Wenn ein Land, das selbst tief in der Krise steckt, einer Krisengemeinschaft beitritt, welche Vorteile können sich für die Gemeinschaft bzw. für das neue Mitglied ergeben? Langfristig gesehen, das haben auch schon die Beitrittsverhandlungen gezeigt, wird der Reformdruck höher. Unternehmen, die nicht umdenken und umstrukturieren, werden am europäischen Markt nicht bestehen können. Der verstärkte Wettbewerb wird zu zahlreichen Betriebsschließungen in Kroatien führen.

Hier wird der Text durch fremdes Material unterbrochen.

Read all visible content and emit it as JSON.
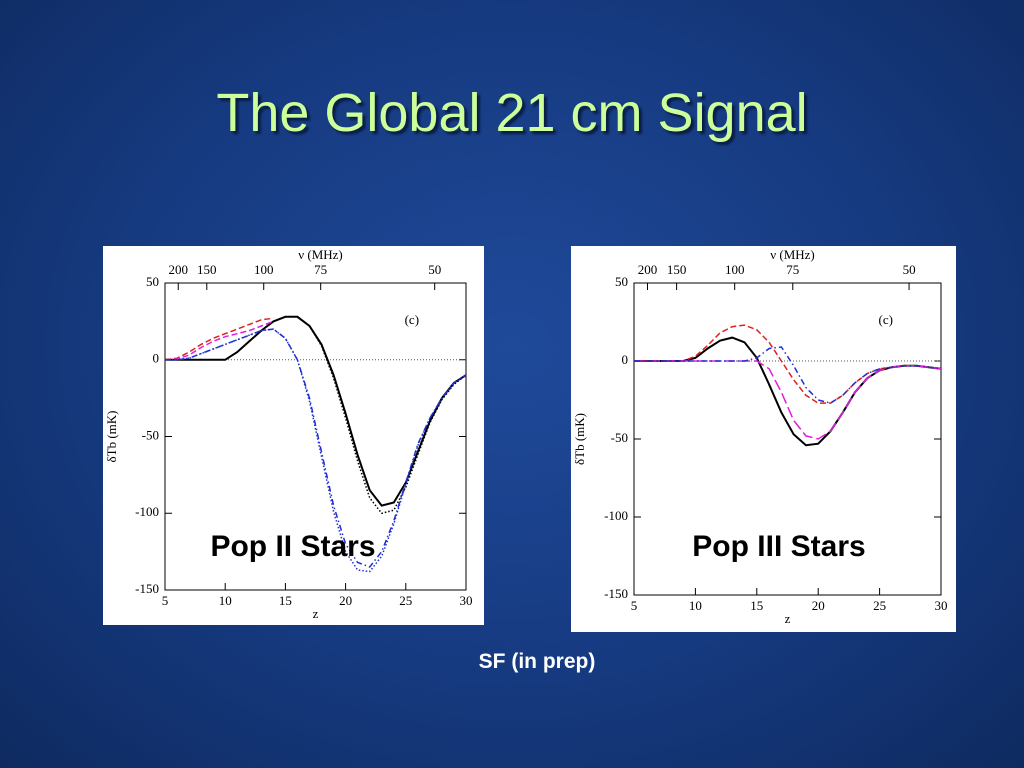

Gleichzeitig erwarteten die Experten eine Entlastung des Arbeitsmarktes, denn zumindest die skandinavischen Mitglieder öffneten ihre Arbeitsmärkte sofort für die Kroaten. Ansonsten gelten noch die ausgehandelten Übergangslösungen: Mitgliedstaaten dürfen die Arbeitnehmerfreizügigkeit für Arbeitnehmer aus Kroatien einschränken, also nach nationalen Vorgaben regulieren. Eine Bestimmung, die bis zu zweimal auf maximal sieben Jahre verlängert werden kann, demnach maximal bis 2020 gültig sein wird. Österreich und Deutschland haben bis 2020 zudem die Möglichkeit, Ein- und Beschränkungen für gewisse sensible Dienstleistungssektoren anzuwenden.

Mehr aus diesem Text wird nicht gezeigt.